An investigation by Revenue & Customs into Britons with bank accounts abroad has been launched as part of a wider drive against tax evasion and money laundering. Anyone with a separate overseas account linked to one in the UK is likely to have the details passed on to the taxman by the host British bank.

Some 257,000 UK residents have second homes abroad, according to government figures, and many will probably have foreign bank accounts in order to receive rent and cover local bills. The taxman wants to crack down on those who, unwittingly or not, fail to pay tax on income.

In May this year, the Revenue won a key ruling that forced Barclays to reveal the identities of all its UK customers with accounts abroad, to see if they have been complying with UK tax regulations.

It estimates that many have not.

The Revenue's best guess is that as many as a fifth of Barclays customers with offshore accounts may not be complying, and it expects to recoup up to £1.5bn as a result of the probe.

But there is nothing unusual about these customers and Barclays itself has done nothing wrong; other banks are expected to be subject to similar treatment in due course.

"There's no doubt that [the taxman] will proceed with identical applications in relation to all financial institutions in the UK," says Steve Besford, director of investigations at tax advisers Chiltern.

Accountants warn that many may be caught unawares. "As more people invest in property abroad, there may be a significant proportion who do not realise that assets in offshore accounts are liable to UK tax," says Charlie Hall, tax investigations partner at Grant Thornton.

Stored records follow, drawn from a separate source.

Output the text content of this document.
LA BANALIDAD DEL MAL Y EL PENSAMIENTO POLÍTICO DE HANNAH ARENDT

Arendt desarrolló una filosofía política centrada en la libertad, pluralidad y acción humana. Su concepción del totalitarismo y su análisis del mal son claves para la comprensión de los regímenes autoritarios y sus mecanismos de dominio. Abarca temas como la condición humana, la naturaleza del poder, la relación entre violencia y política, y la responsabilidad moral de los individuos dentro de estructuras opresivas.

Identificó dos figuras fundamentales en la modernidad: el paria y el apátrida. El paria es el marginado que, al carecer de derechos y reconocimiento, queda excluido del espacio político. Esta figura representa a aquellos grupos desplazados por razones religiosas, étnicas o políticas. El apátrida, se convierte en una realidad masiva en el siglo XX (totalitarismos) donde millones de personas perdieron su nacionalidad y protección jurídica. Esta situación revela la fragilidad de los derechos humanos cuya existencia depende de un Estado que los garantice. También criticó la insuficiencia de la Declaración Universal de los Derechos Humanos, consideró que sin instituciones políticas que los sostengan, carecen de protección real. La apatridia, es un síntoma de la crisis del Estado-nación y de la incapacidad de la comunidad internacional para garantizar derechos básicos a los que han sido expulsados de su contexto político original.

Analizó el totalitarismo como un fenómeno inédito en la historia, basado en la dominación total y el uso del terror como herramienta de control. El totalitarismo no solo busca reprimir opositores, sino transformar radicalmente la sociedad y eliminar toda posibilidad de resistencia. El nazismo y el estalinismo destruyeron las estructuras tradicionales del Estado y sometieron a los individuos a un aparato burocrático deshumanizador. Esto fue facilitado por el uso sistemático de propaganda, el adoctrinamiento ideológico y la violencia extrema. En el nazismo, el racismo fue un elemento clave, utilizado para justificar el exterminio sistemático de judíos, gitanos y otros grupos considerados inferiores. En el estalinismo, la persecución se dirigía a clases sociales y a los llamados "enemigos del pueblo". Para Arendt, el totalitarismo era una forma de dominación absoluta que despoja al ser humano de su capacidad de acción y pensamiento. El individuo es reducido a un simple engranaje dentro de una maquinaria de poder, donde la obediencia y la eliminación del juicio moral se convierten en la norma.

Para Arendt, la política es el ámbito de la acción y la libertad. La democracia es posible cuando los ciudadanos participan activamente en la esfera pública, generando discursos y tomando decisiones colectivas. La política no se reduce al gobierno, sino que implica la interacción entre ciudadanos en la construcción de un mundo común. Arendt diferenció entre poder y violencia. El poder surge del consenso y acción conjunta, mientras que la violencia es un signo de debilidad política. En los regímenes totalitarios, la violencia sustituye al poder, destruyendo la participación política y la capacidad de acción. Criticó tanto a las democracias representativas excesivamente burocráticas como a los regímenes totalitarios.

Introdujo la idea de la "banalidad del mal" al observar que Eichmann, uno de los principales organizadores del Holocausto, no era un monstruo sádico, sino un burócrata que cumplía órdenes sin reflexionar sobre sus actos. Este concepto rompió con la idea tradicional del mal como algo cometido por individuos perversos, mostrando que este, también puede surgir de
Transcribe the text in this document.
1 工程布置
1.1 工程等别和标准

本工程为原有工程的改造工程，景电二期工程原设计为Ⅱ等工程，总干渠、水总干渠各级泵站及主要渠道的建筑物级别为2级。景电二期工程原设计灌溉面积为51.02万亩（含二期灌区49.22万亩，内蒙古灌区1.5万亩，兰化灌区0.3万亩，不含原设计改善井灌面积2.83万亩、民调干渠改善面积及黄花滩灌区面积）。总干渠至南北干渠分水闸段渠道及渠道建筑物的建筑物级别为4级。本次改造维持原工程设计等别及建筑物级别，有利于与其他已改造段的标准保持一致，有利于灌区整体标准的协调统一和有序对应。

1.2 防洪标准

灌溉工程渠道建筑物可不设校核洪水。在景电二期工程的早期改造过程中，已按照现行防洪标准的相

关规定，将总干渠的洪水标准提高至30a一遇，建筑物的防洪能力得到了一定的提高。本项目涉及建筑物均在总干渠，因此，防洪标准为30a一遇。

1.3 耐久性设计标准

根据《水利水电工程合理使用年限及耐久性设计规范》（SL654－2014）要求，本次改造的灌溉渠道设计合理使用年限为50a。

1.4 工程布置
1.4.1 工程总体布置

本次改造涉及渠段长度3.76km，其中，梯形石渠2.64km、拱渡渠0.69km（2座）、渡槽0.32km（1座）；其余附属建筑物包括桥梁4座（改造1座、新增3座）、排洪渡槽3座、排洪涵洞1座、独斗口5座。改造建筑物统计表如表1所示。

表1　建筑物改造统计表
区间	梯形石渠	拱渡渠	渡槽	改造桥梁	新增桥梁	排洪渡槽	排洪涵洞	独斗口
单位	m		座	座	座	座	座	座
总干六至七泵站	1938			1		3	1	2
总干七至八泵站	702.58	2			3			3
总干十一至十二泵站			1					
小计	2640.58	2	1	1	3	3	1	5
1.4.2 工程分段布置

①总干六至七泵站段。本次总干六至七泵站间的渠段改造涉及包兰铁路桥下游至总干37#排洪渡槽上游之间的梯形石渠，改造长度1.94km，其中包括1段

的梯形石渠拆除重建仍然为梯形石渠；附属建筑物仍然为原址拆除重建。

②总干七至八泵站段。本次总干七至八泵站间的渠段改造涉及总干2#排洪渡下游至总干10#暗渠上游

"Anyone who receives rent or interest from an overseas property or investments will need to declare that income on their UK tax return."

Don't panic if you have an overseas account; the Revenue is not claiming that, just because of this, you are likely to be evading tax. Nevertheless, you should find out where you stand.

If you own a property abroad and simply have a local bank account in order to pay local rates and bills, you are unlikely to encounter problems - particularly if the interest paid on the account is very low. But to be safe, says Chiltern, you should write to the Revenue stating how much interest you earn each year. You may have to provide copies of your bank statements.

If, however, you receive rent from letting out your property, and the sums involved are rather larger, you should act now.

Melanie Bien, associate director at mortgage broker Savills Private Finance, says: "If you don't [declare income from rent or from the sale of an overseas property], you could end up paying substantial interest and penalties, as well as the tax owed."

So that you aren't taxed unfairly, she adds, ensure that you have all the paperwork to prove your assets have been acquired and maintained out of legitimate funds - "and that you declare income or profits".

Mr Besford says that some people could face a full investigation of their tax affairs. "Acting now to avoid the risk of prosecution is essential. By making a voluntary disclosure before Revenue & Customs obtains details of an account, individuals can minimise that risk."

The worst thing you could do is ignore the problem. Even if your bank is not being targeted by the Revenue at the moment, all banks within the European Union must now share information with tax authorities in other member states.